For all the condemnation of the Soviet Union as a party machine, the show also subtly praises the fortitude and duty of the ordinary Soviet citizen. The state forces many of them into action, such as the firefighters and Legasov himself, but others like the men who volunteer to drain the water do it for purely selfless reasons. These men, whether volunteering or compelled into service, do their utmost to fulfill their mission and save others. It seems that in criticizing the abuses of the Soviet state, Chernobyl also manages to praise the patriotism that Sovietism instilled in normal people. Would such selflessness be possible on such a mass scale in other, more individualistic nations? I’m unsure, and I don’t think the show is nearly as conclusive about this point as some critics assume it is.

Thus, Chernobyl becomes a showcase of heroism, and the human cost of such heroism. All these characters sacrifice themselves. They are all shown to be good people in the end. They are also tools of the state, which uses them for sacrifice, but then does not honour their sacrifice by doing the right thing. That’s likely the greatest indictment of the Soviet Union in Chernobyl: not that it operates through falsehood and secrecy (like all world powers do) but that it abuses the faith in its very collective. It is meant to be a governmental system that favours the working class, but its structural elitism leads to the suffering and death of that same working class. Thus, the show’s criticisms of Communism are about Sovietism specifically, not Communism in general, as some (mostly right-wing) critics read them as. Furthermore, it implicitly argues that a greater fidelity to the proletariat, a greater concern for the working class, would’ve prevented the disaster from happening in the first place.

At times, the show dabbles with exploring the guilt of the central heroes, but such equivocation is quickly shown to be misdirection. For instance, in one of the final scenes, KGB head Viktor Charkov (Alan Williams) intimidates Legasov in a holding cell, telling him that he lied for the state in a conference on the disaster in Vienna and had manipulated the party apparatus to favour himself in the past. He says that Legasov is as guilty as the rest of them, but the entire show has shown this is patently not true. The show begins with Legasov confessing all that has happened and then hanging himself, both avoiding the slow death of cancer caused by radiation and forcing the party’s hand when it comes to nuclear secrets. He is a martyr for the truth and has stepped up when his nation needed him.

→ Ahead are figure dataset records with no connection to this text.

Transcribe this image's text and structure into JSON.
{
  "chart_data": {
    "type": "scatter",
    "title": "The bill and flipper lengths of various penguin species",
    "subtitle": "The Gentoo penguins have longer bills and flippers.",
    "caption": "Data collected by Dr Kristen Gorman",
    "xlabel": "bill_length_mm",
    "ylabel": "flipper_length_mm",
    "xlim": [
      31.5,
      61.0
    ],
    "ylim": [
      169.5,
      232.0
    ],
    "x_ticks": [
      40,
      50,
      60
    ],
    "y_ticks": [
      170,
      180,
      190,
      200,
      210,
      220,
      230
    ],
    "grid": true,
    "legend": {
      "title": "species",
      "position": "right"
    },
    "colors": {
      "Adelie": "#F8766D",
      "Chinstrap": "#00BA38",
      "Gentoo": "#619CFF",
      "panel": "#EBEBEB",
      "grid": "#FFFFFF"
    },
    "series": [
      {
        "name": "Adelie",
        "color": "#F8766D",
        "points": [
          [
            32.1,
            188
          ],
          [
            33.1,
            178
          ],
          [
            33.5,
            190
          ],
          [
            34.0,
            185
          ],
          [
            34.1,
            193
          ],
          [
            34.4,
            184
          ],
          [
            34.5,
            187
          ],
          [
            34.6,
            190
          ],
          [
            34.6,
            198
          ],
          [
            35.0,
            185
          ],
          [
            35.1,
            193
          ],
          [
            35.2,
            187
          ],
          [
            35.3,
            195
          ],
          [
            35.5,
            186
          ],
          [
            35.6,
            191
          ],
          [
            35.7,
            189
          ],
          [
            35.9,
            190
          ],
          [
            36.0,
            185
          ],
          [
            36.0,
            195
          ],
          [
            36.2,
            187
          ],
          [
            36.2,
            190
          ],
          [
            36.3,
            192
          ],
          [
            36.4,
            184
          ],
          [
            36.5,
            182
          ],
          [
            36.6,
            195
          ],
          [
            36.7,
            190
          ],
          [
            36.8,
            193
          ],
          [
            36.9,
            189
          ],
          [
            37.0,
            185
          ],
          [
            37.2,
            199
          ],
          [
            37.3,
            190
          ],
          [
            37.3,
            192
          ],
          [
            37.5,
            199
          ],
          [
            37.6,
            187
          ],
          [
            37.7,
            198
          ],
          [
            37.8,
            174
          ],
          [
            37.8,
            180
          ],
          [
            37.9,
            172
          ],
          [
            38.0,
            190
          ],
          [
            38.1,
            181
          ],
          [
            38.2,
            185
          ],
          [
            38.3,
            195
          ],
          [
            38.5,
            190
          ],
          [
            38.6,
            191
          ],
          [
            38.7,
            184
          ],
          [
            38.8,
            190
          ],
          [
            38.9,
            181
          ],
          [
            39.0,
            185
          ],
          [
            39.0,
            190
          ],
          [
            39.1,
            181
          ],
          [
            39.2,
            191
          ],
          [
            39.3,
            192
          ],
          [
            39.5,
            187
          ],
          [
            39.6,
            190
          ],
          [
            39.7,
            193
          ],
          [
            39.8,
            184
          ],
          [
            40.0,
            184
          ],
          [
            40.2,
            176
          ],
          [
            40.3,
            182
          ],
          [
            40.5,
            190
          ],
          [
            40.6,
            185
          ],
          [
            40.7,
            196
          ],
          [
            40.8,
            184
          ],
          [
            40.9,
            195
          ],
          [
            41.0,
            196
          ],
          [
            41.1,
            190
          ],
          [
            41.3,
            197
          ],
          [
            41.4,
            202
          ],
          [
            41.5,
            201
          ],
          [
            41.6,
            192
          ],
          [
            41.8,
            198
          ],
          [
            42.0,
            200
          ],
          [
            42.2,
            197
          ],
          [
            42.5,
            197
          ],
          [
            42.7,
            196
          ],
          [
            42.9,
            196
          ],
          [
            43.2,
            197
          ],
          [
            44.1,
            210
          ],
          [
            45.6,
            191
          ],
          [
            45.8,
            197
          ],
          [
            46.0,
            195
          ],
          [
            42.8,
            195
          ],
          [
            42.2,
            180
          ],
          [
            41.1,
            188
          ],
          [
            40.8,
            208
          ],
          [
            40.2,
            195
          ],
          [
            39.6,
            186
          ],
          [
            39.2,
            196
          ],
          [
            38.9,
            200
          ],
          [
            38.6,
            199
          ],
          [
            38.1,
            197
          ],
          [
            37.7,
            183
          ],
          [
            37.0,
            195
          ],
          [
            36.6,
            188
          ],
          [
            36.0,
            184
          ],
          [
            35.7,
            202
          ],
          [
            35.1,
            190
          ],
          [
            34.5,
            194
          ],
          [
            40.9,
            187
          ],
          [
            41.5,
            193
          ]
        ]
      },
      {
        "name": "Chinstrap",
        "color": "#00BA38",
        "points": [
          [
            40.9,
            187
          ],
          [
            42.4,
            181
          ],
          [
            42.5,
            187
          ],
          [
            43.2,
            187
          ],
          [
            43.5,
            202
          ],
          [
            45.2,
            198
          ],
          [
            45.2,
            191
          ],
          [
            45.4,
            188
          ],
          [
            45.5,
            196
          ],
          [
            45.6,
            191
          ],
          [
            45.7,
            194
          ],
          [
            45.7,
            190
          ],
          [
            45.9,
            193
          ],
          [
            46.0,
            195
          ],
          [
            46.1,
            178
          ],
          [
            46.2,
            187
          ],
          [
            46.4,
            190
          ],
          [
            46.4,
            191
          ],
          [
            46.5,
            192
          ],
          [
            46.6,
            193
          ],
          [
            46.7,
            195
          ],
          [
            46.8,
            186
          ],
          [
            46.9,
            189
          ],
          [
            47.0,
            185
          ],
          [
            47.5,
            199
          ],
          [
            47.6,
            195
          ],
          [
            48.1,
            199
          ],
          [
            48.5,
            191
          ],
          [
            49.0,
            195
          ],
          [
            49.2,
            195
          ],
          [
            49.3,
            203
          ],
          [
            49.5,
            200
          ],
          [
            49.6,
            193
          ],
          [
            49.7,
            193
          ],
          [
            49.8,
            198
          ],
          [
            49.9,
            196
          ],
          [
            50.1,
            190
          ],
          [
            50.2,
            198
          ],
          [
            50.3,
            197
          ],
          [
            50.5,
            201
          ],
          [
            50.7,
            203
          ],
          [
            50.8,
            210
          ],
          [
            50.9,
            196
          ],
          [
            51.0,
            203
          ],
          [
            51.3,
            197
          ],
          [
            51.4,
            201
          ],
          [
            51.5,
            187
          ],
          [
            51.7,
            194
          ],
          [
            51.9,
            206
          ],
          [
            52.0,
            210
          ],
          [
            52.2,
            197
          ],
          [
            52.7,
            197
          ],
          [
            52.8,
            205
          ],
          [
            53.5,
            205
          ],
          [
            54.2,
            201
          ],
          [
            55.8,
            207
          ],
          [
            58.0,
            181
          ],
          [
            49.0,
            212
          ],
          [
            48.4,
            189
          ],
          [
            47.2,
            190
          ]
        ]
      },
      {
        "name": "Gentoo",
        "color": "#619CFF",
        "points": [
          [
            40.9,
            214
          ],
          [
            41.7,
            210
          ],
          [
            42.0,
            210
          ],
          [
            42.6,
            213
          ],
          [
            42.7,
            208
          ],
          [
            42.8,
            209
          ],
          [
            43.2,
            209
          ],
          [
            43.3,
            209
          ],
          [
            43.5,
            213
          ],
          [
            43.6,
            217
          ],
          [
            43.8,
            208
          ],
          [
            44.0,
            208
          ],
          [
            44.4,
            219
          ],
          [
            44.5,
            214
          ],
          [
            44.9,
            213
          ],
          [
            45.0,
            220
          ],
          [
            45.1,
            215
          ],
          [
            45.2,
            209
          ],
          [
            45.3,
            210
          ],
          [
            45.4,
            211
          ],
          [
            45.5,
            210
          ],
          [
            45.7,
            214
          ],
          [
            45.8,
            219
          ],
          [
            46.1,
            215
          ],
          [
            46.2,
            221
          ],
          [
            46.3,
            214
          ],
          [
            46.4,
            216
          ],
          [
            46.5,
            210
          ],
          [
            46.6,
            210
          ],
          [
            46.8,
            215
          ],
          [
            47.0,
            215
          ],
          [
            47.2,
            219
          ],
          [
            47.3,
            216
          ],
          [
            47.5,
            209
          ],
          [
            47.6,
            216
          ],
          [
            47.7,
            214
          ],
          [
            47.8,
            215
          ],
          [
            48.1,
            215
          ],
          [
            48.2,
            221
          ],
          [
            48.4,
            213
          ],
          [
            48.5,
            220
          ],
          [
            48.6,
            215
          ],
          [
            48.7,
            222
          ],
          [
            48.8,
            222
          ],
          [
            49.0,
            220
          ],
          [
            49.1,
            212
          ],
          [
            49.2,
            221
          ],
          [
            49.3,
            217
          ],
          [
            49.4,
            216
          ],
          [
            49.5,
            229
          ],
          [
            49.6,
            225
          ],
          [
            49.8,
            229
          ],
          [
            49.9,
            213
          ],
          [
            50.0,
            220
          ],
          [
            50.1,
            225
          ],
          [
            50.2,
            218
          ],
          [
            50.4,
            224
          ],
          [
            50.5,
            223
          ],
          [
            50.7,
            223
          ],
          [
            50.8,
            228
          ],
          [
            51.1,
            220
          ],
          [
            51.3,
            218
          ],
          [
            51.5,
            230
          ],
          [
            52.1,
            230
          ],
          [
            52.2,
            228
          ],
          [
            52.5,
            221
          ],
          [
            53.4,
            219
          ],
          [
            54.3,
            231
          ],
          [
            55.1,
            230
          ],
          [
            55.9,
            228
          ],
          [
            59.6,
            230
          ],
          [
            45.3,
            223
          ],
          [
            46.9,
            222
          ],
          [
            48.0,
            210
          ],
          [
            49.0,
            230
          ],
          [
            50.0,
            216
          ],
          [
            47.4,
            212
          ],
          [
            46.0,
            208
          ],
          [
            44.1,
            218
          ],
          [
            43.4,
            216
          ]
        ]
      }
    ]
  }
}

He suffers for doing the right thing. His name is discredited by the party. He is swept into the shadows. He eventually dies. Others die too, thousands and perhaps tens of thousands of them due to radiation (estimates range from 4,000 fatalities to as many as 200,000). All these people are tools of the machine of power, but they are heroes nonetheless. In a show that is so dire and so bluntly distrustful of the state, it’s remarkably hopeful about ordinary people. It’s critical of the state as a structural organism, but believes wholeheartedly in the power of individuals united in a cause and working towards the betterment of others, which ironically, is what the state ought to be. Thus, even though Chernobyl operates mostly as a disaster epic, and even a horror film, at its heart it’s a heroic tragedy.

Chernobyl (HBO/Sky, 2019)

Series created and written by Craig Mazin; directed by Johan Renck; starring Jared Harris, Stellan Skarsgard, Emily Watson, Paul Ritter, Jessie Buckley, Adam Nagaitis, Con O’Neill, Adrian Rawlins, Sam Troughton, Robert Emms, David Dencik, Mark Lewis Jones, Alan Williams, Alex Ferns, Ralph Ineson, Barry Keoghan, Fares Fares, Michael McElhatton.